Led by the Imperial College of London, the group will develop noble candidate vaccines that can be used in clinical trials. This project is part of European Union's Horizon 2020 program that aims to develop an effective vaccine to end this epidemic.
An estimated 35 million individuals around the world are currently living with HIV as reported by the World Health Organization in their 2013 data. Since the start of the epidemic, an estimated 78 million people got infected and around 39 million have died of the infection.
HIV infection could lead to potentially-fatal Acquired Immunodeficiency Syndrome (AIDS). The HIV virus targets the body's immune system which protects the body against infections.

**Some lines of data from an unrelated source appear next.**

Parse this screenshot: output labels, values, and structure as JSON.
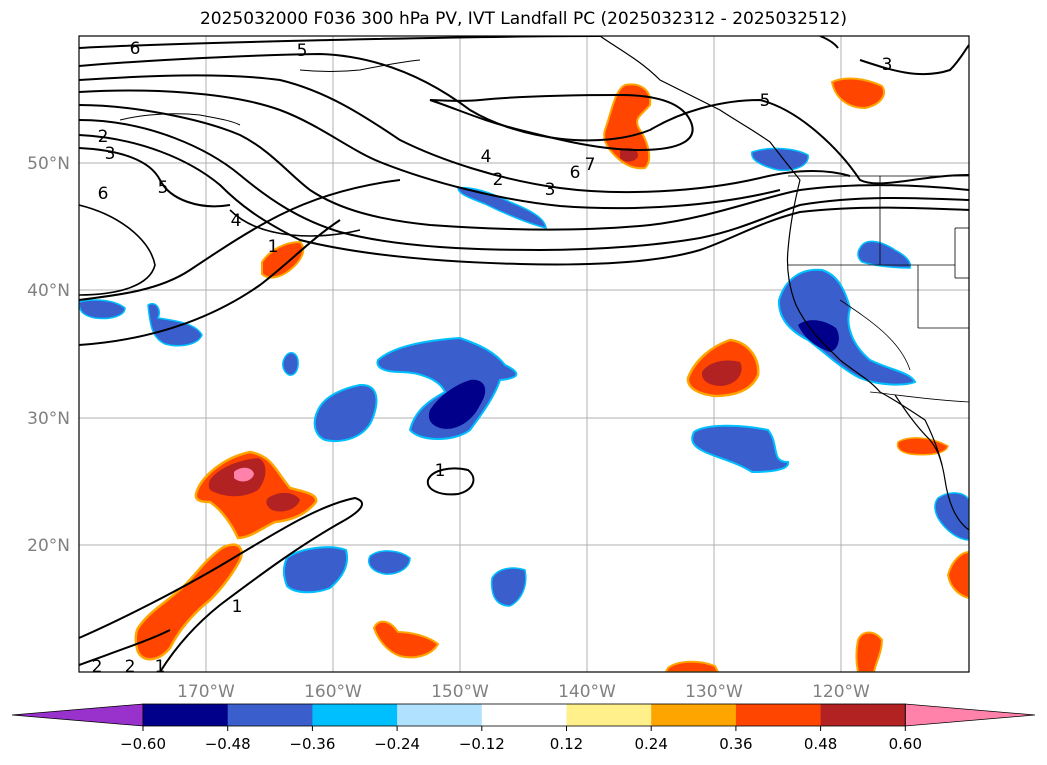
{
  "title": "2025032000 F036 300 hPa PV, IVT Landfall PC (2025032312 - 2025032512)",
  "map": {
    "lon_ticks": [
      "170°W",
      "160°W",
      "150°W",
      "140°W",
      "130°W",
      "120°W"
    ],
    "lat_ticks": [
      "50°N",
      "40°N",
      "30°N",
      "20°N"
    ],
    "contour_labels": [
      "6",
      "5",
      "2",
      "3",
      "6",
      "5",
      "4",
      "1",
      "4",
      "2",
      "3",
      "6",
      "7",
      "5",
      "3",
      "1",
      "1",
      "2",
      "2",
      "1"
    ]
  },
  "colorbar": {
    "colors": [
      "#9932cc",
      "#00008b",
      "#3a5fcd",
      "#00bfff",
      "#b0e2ff",
      "#ffffff",
      "#fff08c",
      "#ffa500",
      "#ff4500",
      "#b22222",
      "#ff82ab"
    ],
    "tick_labels": [
      "−0.60",
      "−0.48",
      "−0.36",
      "−0.24",
      "−0.12",
      "0.12",
      "0.24",
      "0.36",
      "0.48",
      "0.60"
    ]
  }
}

When AIDS develops, the body can no longer protect itself from life-threatening infections and the person becomes immunocompromised.
There is still no available cure for HIV infection and developments of vaccines are still being conducted. The only means to prevent this infection is through safe practices which include avoiding promiscuous sexual relationships, using of condoms during intercourse and evading the use of shared needles.
"Creating an effective vaccine against HIV represents one of the greatest biological challenges of a generation," Professor Robin Shattock from the Department of Medicine at Imperial College London and coordinator of EAVI2020, said in a press release.
He added that producing a vaccine is difficult for just one company or institution. Instead, by collaborating with other groups and scientists, they will be able to develop the vaccine more quickly. The group consists of leading scientists in the fields of molecular biology, immunology, virology, biotechnology and clinical practice in order to merge their expertise to develop the vaccine and proceed to human trials in the near future.
"In its dual role of policy maker and research funder, the European Commission has played an essential part for over thirty years in supporting HIV vaccine research," said Dr. Ruxandra Draghia-Akli, director of the Health Directorate at the Directorate General for Research and Innovation of EU.
The project will allow scientists from Europe and around the world to 'work together' in the aim to successfully develop promising vaccine candidates to be tested.
Meanwhile, in line with clinical trials, a website by the Medical Research Council Clinical Trials Unit is recruiting HIV negative healthy volunteers at the Imperial College of London.